Revocable trusts provide a way for people making an estate plan to maintain control of their assets during life, avoid probate for those assets upon their death, and maintain a measure of control over those assets after their death. For grantors who are worried, for instance, about what would happen should young adult heirs come into their entire inheritance at once, a trust offers a way to provide for loved ones while controlling how much money they get at one time.
A revocable trust also gives a way to incentivize certain behavior on the part of beneficiaries. For instance, if grandma wants her grandchildren to pursue higher education, she might arrange her trust to make a distribution to them for each semester they make Dean's List or when they graduate.
The ability to exercise some measure of control over how beneficiaries receive trust assets is one of the main advantages of a trust. If beneficiaries were able to circumvent that and make changes to the trust after the grantor's death, trusts would not be such an attractive option for many people.
Under the Ohio Trust Code, an Ohio court may modify the administrative terms or dispositive terms of a trust, or even terminate the trust under very limited circumstances. If there were circumstances the settlor did not or could not anticipate, and changing the terms of the trust would actually further the trust's purposes, the court may modify. As far as practicable, a court modifying the trust would do so consistent with what the settlor probably intended.
Also, if continuing the trust on its existing terms would not be practical or would impair the administration of the trust, the court may modify the administrative terms of the trust.

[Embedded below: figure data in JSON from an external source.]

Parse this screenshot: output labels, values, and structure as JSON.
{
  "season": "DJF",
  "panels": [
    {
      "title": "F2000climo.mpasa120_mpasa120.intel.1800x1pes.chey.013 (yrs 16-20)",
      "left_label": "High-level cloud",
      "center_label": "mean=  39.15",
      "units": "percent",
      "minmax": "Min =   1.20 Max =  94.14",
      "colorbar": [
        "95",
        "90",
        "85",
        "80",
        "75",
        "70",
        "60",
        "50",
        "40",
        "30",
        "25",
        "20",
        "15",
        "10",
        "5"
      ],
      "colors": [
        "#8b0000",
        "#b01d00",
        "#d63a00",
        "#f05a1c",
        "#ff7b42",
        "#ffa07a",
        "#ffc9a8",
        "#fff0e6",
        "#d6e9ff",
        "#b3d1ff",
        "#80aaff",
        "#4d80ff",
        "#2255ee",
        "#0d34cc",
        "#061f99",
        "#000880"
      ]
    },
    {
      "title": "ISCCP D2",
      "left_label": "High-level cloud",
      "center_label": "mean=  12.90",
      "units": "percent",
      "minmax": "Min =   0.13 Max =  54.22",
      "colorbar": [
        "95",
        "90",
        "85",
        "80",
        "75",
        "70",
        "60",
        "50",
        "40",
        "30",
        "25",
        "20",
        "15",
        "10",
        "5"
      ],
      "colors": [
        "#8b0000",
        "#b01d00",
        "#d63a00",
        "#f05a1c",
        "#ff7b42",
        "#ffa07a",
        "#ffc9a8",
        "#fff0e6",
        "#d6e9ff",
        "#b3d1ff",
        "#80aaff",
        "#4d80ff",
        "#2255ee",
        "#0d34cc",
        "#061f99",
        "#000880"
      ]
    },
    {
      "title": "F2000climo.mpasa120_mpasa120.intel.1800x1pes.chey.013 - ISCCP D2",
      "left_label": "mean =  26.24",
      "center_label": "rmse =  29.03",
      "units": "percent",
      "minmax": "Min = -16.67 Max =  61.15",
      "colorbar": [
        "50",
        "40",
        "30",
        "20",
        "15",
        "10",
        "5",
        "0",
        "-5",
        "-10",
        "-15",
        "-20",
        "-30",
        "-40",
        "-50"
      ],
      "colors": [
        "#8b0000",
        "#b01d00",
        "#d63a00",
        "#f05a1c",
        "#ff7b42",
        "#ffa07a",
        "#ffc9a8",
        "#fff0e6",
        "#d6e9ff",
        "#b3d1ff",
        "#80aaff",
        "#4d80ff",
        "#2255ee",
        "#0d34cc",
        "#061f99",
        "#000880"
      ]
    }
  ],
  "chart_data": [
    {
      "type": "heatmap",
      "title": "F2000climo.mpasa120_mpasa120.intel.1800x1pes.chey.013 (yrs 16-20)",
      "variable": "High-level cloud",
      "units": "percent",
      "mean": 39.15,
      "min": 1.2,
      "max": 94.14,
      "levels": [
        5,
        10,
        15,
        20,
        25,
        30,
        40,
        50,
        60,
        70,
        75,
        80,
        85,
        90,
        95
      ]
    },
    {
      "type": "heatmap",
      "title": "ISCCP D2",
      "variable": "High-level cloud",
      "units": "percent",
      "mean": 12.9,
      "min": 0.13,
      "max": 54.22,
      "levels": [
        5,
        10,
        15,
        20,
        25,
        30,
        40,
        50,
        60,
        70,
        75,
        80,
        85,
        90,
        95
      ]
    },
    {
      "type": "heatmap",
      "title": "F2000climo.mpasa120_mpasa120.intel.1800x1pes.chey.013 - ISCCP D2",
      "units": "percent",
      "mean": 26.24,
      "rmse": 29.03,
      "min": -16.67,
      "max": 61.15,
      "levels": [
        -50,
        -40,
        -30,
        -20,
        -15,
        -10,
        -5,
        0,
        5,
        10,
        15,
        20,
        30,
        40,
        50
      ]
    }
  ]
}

It is possible that a court would agree to modify the dispositive terms of a trust (that is, who receives distributions, under what circumstances, and how much) if a petitioner were able to prove undue influence on the part of a beneficiary. However, such contests are uphill battles and are extremely difficult to prove. If you are a would-be beneficiary, or a beneficiary who does not like the terms of a trust, your recourse is likely very limited.
If you are a grantor, you should take steps to review your trust every few years while you are alive and capable to make sure that its terms still reflect your intentions.